His great ambition was to drive a railway across the entire length of Africa. Running from the Cape to Cairo, you would be able to cross the whole continent without ever leaving British territory.
But there was a problem. The railway needed to cross Bechuanaland, which was a “Protectorate” - territory claimed by the British but governed by local rulers.
Most prominent among the local rulers was the multi-lingual, Christian convert, King Khama III. Khama saw through Rhodes’ scheme to its real ultimate purpose–colonisation.
So while Rhodes was busy lobbying the British government to get control of Bechuanalan, in 1895 Khama, along with the two other Bechuanaland Chiefs, headed to the heart of the empire itself: England.
Knowing they’d be no match for Rhodes militarily, their aim was to out manoeuvre him by winning over the British public, touring Britain with the help of the London Missionary Society.
Their strategy paid off.
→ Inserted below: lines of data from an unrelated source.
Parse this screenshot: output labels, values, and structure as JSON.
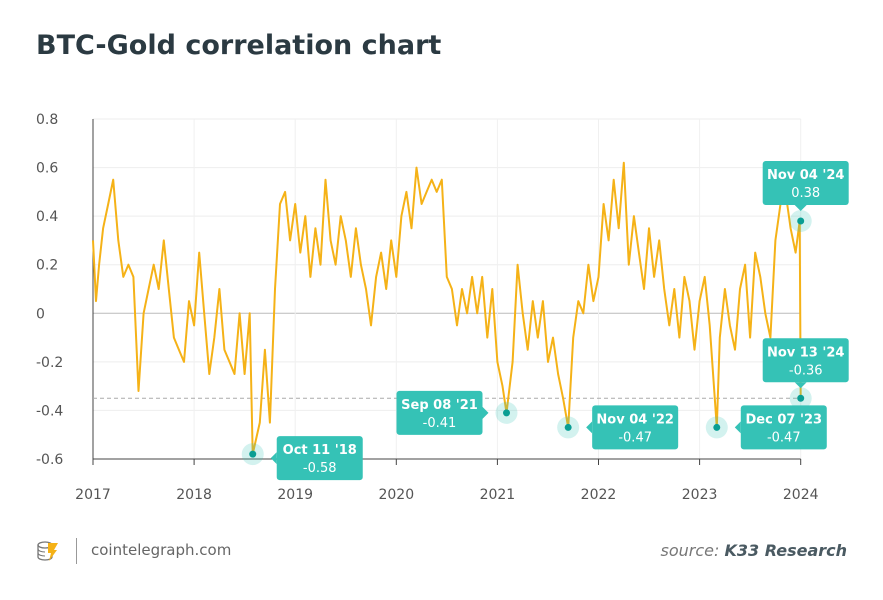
{
  "title": "BTC-Gold correlation chart",
  "footer": {
    "site": "cointelegraph.com",
    "source_prefix": "source:",
    "source_name": "K33 Research",
    "logo_icon": "cointelegraph-logo-icon"
  },
  "colors": {
    "line": "#f5b217",
    "annotation": "#35c2b6",
    "point": "#0a9e93",
    "title": "#2b3a42"
  },
  "chart_data": {
    "type": "line",
    "title": "BTC-Gold correlation chart",
    "xlim": [
      2017,
      2024.05
    ],
    "ylim": [
      -0.6,
      0.8
    ],
    "x_ticks": [
      "2017",
      "2018",
      "2019",
      "2020",
      "2021",
      "2022",
      "2023",
      "2024"
    ],
    "y_ticks": [
      "0.8",
      "0.6",
      "0.4",
      "0.2",
      "0",
      "-0.2",
      "-0.4",
      "-0.6"
    ],
    "grid": true,
    "reference_line": -0.35,
    "x": [
      2017.0,
      2017.03,
      2017.06,
      2017.1,
      2017.15,
      2017.2,
      2017.25,
      2017.3,
      2017.35,
      2017.4,
      2017.45,
      2017.5,
      2017.55,
      2017.6,
      2017.65,
      2017.7,
      2017.75,
      2017.8,
      2017.85,
      2017.9,
      2017.95,
      2018.0,
      2018.05,
      2018.1,
      2018.15,
      2018.2,
      2018.25,
      2018.3,
      2018.35,
      2018.4,
      2018.45,
      2018.5,
      2018.55,
      2018.58,
      2018.65,
      2018.7,
      2018.75,
      2018.8,
      2018.85,
      2018.9,
      2018.95,
      2019.0,
      2019.05,
      2019.1,
      2019.15,
      2019.2,
      2019.25,
      2019.3,
      2019.35,
      2019.4,
      2019.45,
      2019.5,
      2019.55,
      2019.6,
      2019.65,
      2019.7,
      2019.75,
      2019.8,
      2019.85,
      2019.9,
      2019.95,
      2020.0,
      2020.05,
      2020.1,
      2020.15,
      2020.2,
      2020.25,
      2020.3,
      2020.35,
      2020.4,
      2020.45,
      2020.5,
      2020.55,
      2020.6,
      2020.65,
      2020.7,
      2020.75,
      2020.8,
      2020.85,
      2020.9,
      2020.95,
      2021.0,
      2021.05,
      2021.09,
      2021.15,
      2021.2,
      2021.25,
      2021.3,
      2021.35,
      2021.4,
      2021.45,
      2021.5,
      2021.55,
      2021.6,
      2021.65,
      2021.7,
      2021.75,
      2021.8,
      2021.85,
      2021.9,
      2021.95,
      2022.0,
      2022.05,
      2022.1,
      2022.15,
      2022.2,
      2022.25,
      2022.3,
      2022.35,
      2022.4,
      2022.45,
      2022.5,
      2022.55,
      2022.6,
      2022.65,
      2022.7,
      2022.75,
      2022.8,
      2022.85,
      2022.9,
      2022.95,
      2023.0,
      2023.05,
      2023.1,
      2023.17,
      2023.2,
      2023.25,
      2023.3,
      2023.35,
      2023.4,
      2023.45,
      2023.5,
      2023.55,
      2023.6,
      2023.65,
      2023.7,
      2023.75,
      2023.8,
      2023.85,
      2023.9,
      2023.95,
      2023.99,
      2024.0
    ],
    "y": [
      0.3,
      0.05,
      0.2,
      0.35,
      0.45,
      0.55,
      0.3,
      0.15,
      0.2,
      0.15,
      -0.32,
      0.0,
      0.1,
      0.2,
      0.1,
      0.3,
      0.1,
      -0.1,
      -0.15,
      -0.2,
      0.05,
      -0.05,
      0.25,
      0.0,
      -0.25,
      -0.1,
      0.1,
      -0.15,
      -0.2,
      -0.25,
      0.0,
      -0.25,
      0.0,
      -0.58,
      -0.45,
      -0.15,
      -0.45,
      0.1,
      0.45,
      0.5,
      0.3,
      0.45,
      0.25,
      0.4,
      0.15,
      0.35,
      0.2,
      0.55,
      0.3,
      0.2,
      0.4,
      0.3,
      0.15,
      0.35,
      0.2,
      0.1,
      -0.05,
      0.15,
      0.25,
      0.1,
      0.3,
      0.15,
      0.4,
      0.5,
      0.35,
      0.6,
      0.45,
      0.5,
      0.55,
      0.5,
      0.55,
      0.15,
      0.1,
      -0.05,
      0.1,
      0.0,
      0.15,
      0.0,
      0.15,
      -0.1,
      0.1,
      -0.2,
      -0.3,
      -0.41,
      -0.2,
      0.2,
      0.0,
      -0.15,
      0.05,
      -0.1,
      0.05,
      -0.2,
      -0.1,
      -0.25,
      -0.35,
      -0.47,
      -0.1,
      0.05,
      0.0,
      0.2,
      0.05,
      0.15,
      0.45,
      0.3,
      0.55,
      0.35,
      0.62,
      0.2,
      0.4,
      0.25,
      0.1,
      0.35,
      0.15,
      0.3,
      0.1,
      -0.05,
      0.1,
      -0.1,
      0.15,
      0.05,
      -0.15,
      0.05,
      0.15,
      -0.05,
      -0.47,
      -0.1,
      0.1,
      -0.05,
      -0.15,
      0.1,
      0.2,
      -0.1,
      0.25,
      0.15,
      0.0,
      -0.1,
      0.3,
      0.45,
      0.5,
      0.35,
      0.25,
      0.38,
      -0.36
    ],
    "annotations": [
      {
        "date": "Oct 11 '18",
        "value": "-0.58",
        "x": 2018.58,
        "y": -0.58,
        "side": "right"
      },
      {
        "date": "Sep 08 '21",
        "value": "-0.41",
        "x": 2021.09,
        "y": -0.41,
        "side": "left"
      },
      {
        "date": "Nov 04 '22",
        "value": "-0.47",
        "x": 2021.7,
        "y": -0.47,
        "side": "right"
      },
      {
        "date": "Dec 07 '23",
        "value": "-0.47",
        "x": 2023.17,
        "y": -0.47,
        "side": "right"
      },
      {
        "date": "Nov 04 '24",
        "value": "0.38",
        "x": 2024.0,
        "y": 0.38,
        "side": "top"
      },
      {
        "date": "Nov 13 '24",
        "value": "-0.36",
        "x": 2024.0,
        "y": -0.35,
        "side": "top"
      }
    ]
  }
}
Towards the end of 1895, with public opinion swinging behind the Kings, Khama and his delegation were granted an audience with the colonial secretary, Joseph Chamberlain.
At that meeting, the Africans were granted most of the protections from Cecil Rhodes that they’d been looking for. They were also granted an audience with Queen Victoria.
The meeting of the Queen Empress and the three African kings was of huge public interest. This picture of it appeared in The Graphic, a popular Victorian magazine. It shows the Queen at Windsor with her ladies in waiting, and Joseph Chamberlain, handing King Khama a portrait of the Queen.
This print was featured in Black and British: A Forgotten History (2016) , a BBC series revealing the extraordinarily long relationship between the British Isles and people whose origins are in Africa.